Hormones have an important role in the control of fetal growth. They act on both tissue accretion and differentiation and enable a precise and orderly pattern of growth to occur during late gestation. In part, their actions on growth may be mediated by other growth factors such as the insulin-like growth factors (IGFs). Insulin stimulates fetal growth by increasing the mitotic drive and nutrient availability for tissue accretion. It has little effect on tissue differentiation. In contrast, the main effects of cortisol in utero are on tissue differentiation and maturation. Cortisol appears to act directly on the cells to alter gene transcription or post-translational processing of the gene products. Cortisol may also initiate the transition from the fetal to the adult modes of growth regulation by inducing the switch from IGF-II to IGF-I gene expression in the fetal liver. Thyroxine affects both tissue accretion and differentiation in the fetus by a combination of metabolic and non-metabolic mechanisms.

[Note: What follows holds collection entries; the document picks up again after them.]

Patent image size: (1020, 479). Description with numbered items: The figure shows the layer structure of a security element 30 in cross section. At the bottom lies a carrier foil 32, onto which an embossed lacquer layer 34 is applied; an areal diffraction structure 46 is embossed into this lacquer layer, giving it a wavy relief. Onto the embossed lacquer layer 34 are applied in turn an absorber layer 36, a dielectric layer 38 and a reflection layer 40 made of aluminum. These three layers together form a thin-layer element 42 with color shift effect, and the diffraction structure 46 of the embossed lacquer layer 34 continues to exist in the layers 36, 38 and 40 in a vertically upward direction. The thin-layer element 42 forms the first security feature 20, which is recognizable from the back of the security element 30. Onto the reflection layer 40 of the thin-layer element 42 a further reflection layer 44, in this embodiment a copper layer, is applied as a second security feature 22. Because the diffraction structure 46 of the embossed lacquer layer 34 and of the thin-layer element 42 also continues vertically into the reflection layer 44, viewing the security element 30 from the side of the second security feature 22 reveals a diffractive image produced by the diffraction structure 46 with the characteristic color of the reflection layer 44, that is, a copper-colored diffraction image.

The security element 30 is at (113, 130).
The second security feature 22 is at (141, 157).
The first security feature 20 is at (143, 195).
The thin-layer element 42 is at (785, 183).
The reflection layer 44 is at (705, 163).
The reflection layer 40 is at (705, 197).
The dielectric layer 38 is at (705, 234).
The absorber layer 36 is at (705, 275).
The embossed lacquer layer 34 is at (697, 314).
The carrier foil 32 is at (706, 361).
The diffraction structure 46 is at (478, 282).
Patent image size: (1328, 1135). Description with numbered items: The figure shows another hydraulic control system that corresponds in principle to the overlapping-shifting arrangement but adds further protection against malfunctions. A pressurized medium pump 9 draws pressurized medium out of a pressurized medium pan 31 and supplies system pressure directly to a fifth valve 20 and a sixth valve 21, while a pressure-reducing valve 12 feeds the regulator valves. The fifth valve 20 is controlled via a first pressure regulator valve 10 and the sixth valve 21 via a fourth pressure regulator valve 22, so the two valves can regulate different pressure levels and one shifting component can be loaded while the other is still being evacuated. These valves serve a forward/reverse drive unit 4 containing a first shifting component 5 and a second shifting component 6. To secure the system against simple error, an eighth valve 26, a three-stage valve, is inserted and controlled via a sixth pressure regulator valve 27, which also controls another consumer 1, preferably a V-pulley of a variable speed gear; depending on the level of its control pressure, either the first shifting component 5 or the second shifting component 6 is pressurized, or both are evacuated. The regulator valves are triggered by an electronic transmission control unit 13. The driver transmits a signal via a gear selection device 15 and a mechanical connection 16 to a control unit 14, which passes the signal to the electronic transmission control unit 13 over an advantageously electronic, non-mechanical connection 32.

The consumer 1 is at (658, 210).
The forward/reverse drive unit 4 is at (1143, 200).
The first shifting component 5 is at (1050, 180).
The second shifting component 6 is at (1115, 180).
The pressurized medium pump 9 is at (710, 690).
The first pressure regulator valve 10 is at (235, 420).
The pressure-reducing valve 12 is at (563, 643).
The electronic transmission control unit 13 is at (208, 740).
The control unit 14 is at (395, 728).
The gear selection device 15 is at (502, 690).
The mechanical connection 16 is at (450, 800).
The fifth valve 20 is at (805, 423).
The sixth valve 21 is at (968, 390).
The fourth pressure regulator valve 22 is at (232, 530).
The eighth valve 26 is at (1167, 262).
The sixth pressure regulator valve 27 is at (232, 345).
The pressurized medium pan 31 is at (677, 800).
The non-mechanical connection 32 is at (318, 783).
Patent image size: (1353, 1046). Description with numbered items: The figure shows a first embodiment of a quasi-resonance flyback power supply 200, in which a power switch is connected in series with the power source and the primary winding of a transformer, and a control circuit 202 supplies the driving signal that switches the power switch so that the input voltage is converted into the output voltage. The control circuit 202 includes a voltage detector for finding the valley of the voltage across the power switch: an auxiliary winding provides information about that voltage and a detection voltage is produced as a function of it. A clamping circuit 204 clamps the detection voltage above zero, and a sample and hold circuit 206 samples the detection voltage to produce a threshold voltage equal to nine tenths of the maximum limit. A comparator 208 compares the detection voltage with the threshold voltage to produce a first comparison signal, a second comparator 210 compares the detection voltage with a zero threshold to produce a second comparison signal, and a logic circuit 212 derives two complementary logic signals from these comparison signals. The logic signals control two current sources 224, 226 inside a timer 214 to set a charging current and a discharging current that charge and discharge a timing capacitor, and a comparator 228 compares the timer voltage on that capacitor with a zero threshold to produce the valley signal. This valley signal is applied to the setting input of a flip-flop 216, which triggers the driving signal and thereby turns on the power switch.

Pituitary growth hormone, on the other hand, appears to have little part in the control of fetal growth, unlike its role postnatally. Fetal hormones, therefore, promote growth and development in utero by altering both the metabolism and gene expression of the fetal tissues. These hormonal actions ensure that fetal growth rate is commensurate with the nutrient supply and that prepartum maturation occurs in preparation for extrauterine life.